Le problème : des coûts qui ne passent pas à l’échelle

Générer une minute de vidéo en haute résolution avec Sora mobilise une quantité considérable de ressources GPU. Selon les estimations de plusieurs analystes du secteur, le coût d’inférence par minute de vidéo 1080p dépassait les 4 dollars au tarif API — un niveau incompatible avec la plupart des cas d’usage commerciaux envisagés.

À titre de comparaison, une minute de génération de texte avec GPT-5.4 coûte une fraction de centime. L’écart de coût entre texte et vidéo reste de plusieurs ordres de grandeur, et les gains d’efficacité obtenus depuis le lancement de Sora n’ont pas suffi à combler cet écart.

Ce constat rejoint les observations faites lors de la GTC 2026 de NVIDIA, où Jensen Huang a souligné que la vidéo générative restait le segment le plus intensif en calcul de l’IA actuelle.

Un signal pour le marché de la vidéo IA

La décision d’OpenAI envoie un message clair au marché.
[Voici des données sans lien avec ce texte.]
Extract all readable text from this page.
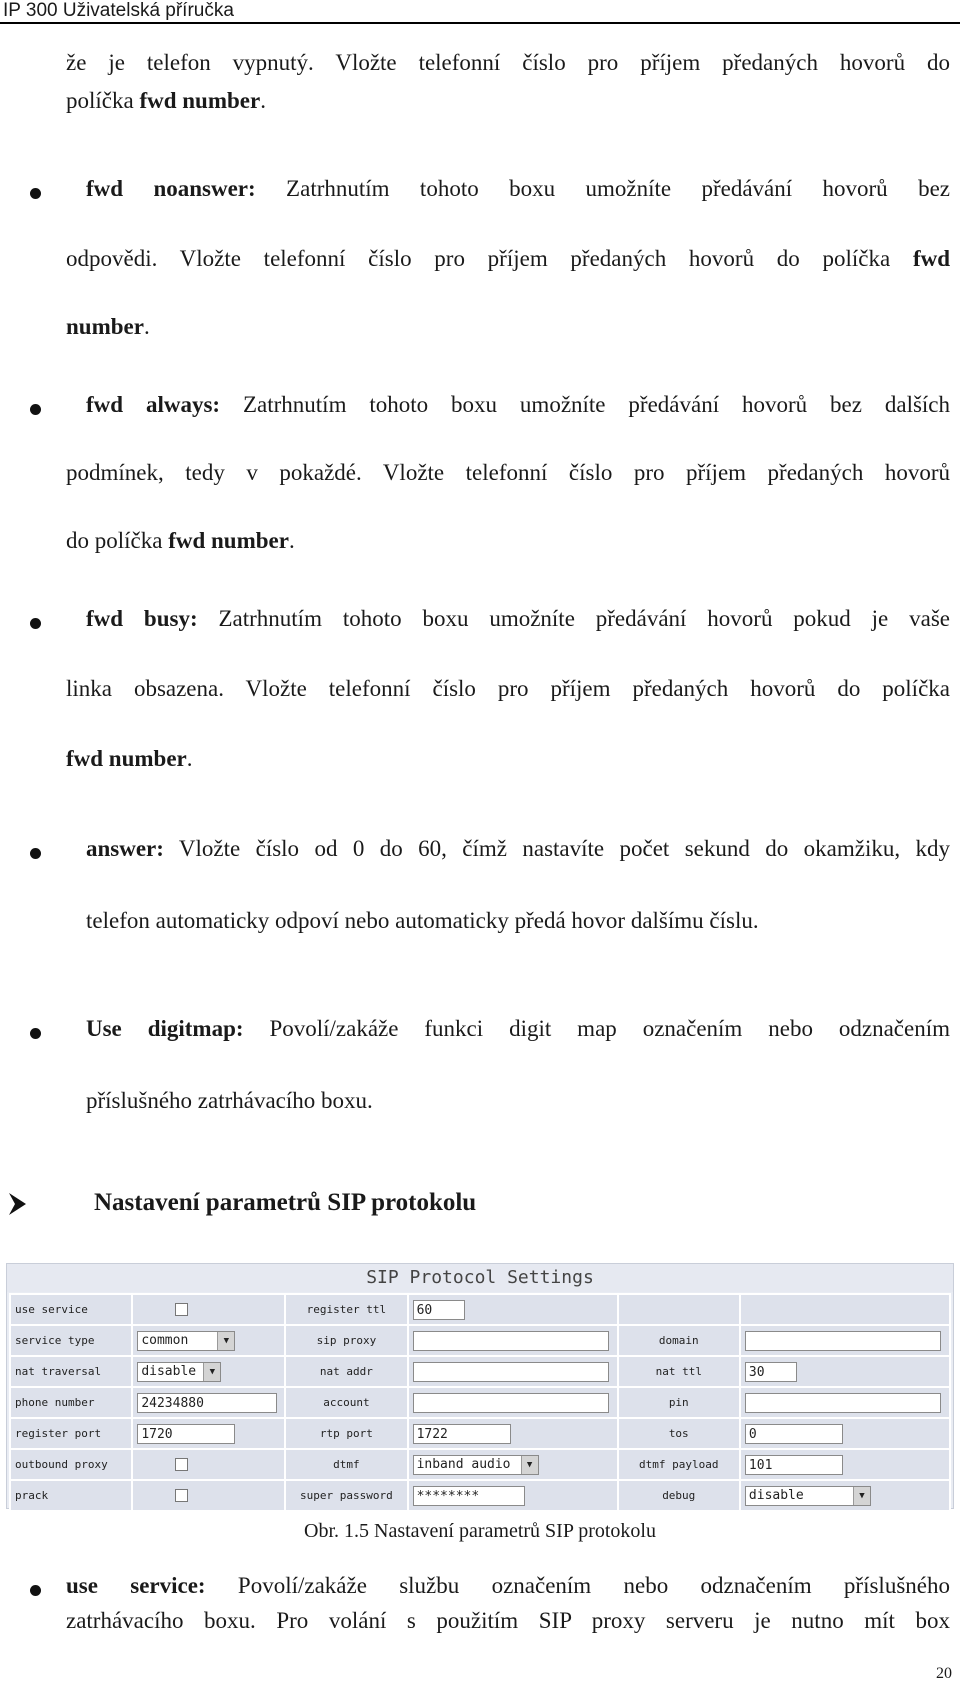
IP 300 Uživatelská příručka
že je telefon vypnutý. Vložte telefonní číslo pro příjem předaných hovorů do
políčka fwd number.
fwd noanswer: Zatrhnutím tohoto boxu umožníte předávání hovorů bez
odpovědi. Vložte telefonní číslo pro příjem předaných hovorů do políčka fwd
number.
fwd always: Zatrhnutím tohoto boxu umožníte předávání hovorů bez dalších
podmínek, tedy v pokaždé. Vložte telefonní číslo pro příjem předaných hovorů
do políčka fwd number.
fwd busy: Zatrhnutím tohoto boxu umožníte předávání hovorů pokud je vaše
linka obsazena. Vložte telefonní číslo pro příjem předaných hovorů do políčka
fwd number.
answer: Vložte číslo od 0 do 60, čímž nastavíte počet sekund do okamžiku, kdy
telefon automaticky odpoví nebo automaticky předá hovor dalšímu číslu.
Use digitmap: Povolí/zakáže funkci digit map označením nebo odznačením
příslušného zatrhávacího boxu.
use service: Povolí/zakáže službu označením nebo odznačením příslušného
zatrhávacího boxu. Pro volání s použitím SIP proxy serveru je nutno mít box
Nastavení parametrů SIP protokolu
SIP Protocol Settings
use service		register ttl	60		
service type	common ▼	sip proxy		domain	
nat traversal	disable ▼	nat addr		nat ttl	30
phone number	24234880	account		pin	
register port	1720	rtp port	1722	tos	0
outbound proxy		dtmf	inband audio ▼	dtmf payload	101
prack		super password	********	debug	disable ▼
Obr. 1.5 Nastavení parametrů SIP protokolu
20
Si l’entreprise la mieux financée du secteur — avec plus de 13 milliards de dollars levés — juge l’API Sora économiquement non viable en l’état, les concurrents directs comme Runway, Pika Labs ou Kling doivent se poser les mêmes questions sur leur propre modèle économique.

Cela ne signifie pas que la vidéo IA est un échec technologique. Les résultats qualitatifs de Sora restaient impressionnants, et la demande des utilisateurs était réelle. Mais entre la faisabilité technique et la viabilité économique, il y a un fossé que le matériel actuel ne permet pas encore de combler pour un usage grand public.

Et maintenant ?

OpenAI n’a pas annoncé de calendrier de réouverture. L’entreprise indique travailler sur des optimisations d’architecture et d’inférence qui pourraient rendre le service à nouveau viable, possiblement avec l’arrivée de nouvelles générations de GPU comme la plateforme Blackwell Ultra de NVIDIA, attendue au second semestre 2026.

En attendant, les créateurs qui dépendaient de l’API Sora devront se tourner vers des alternatives ou revoir leurs workflows. La vidéo IA reste un domaine en pleine évolution — mais son passage à l’échelle économique prendra plus de temps que prévu.

FAQ

Peut-on encore utiliser Sora ?

L’API publique est fermée. Sora reste accessible en interne chez OpenAI et pour certains partenaires sous contrat. Les vidéos déjà générées restent disponibles, mais il n’est plus possible de créer de nouvelles vidéos via l’endpoint public.

Pourquoi OpenAI a-t-il fermé Sora ?

Les coûts d’inférence par minute de vidéo générée sont jugés insoutenables à grande échelle. Générer de la vidéo IA mobilise des ressources GPU considérablement supérieures à la génération de texte, et les optimisations actuelles n’ont pas suffi à rendre le service économiquement viable.

Quelles alternatives existent pour la vidéo IA ?

Runway Gen-3, Pika Labs et Kling (Kuaishou) proposent des services de génération vidéo IA. Toutefois, ces plateformes font face aux mêmes contraintes de coûts d’inférence, ce qui limite la qualité ou la durée des vidéos accessibles dans les offres grand public.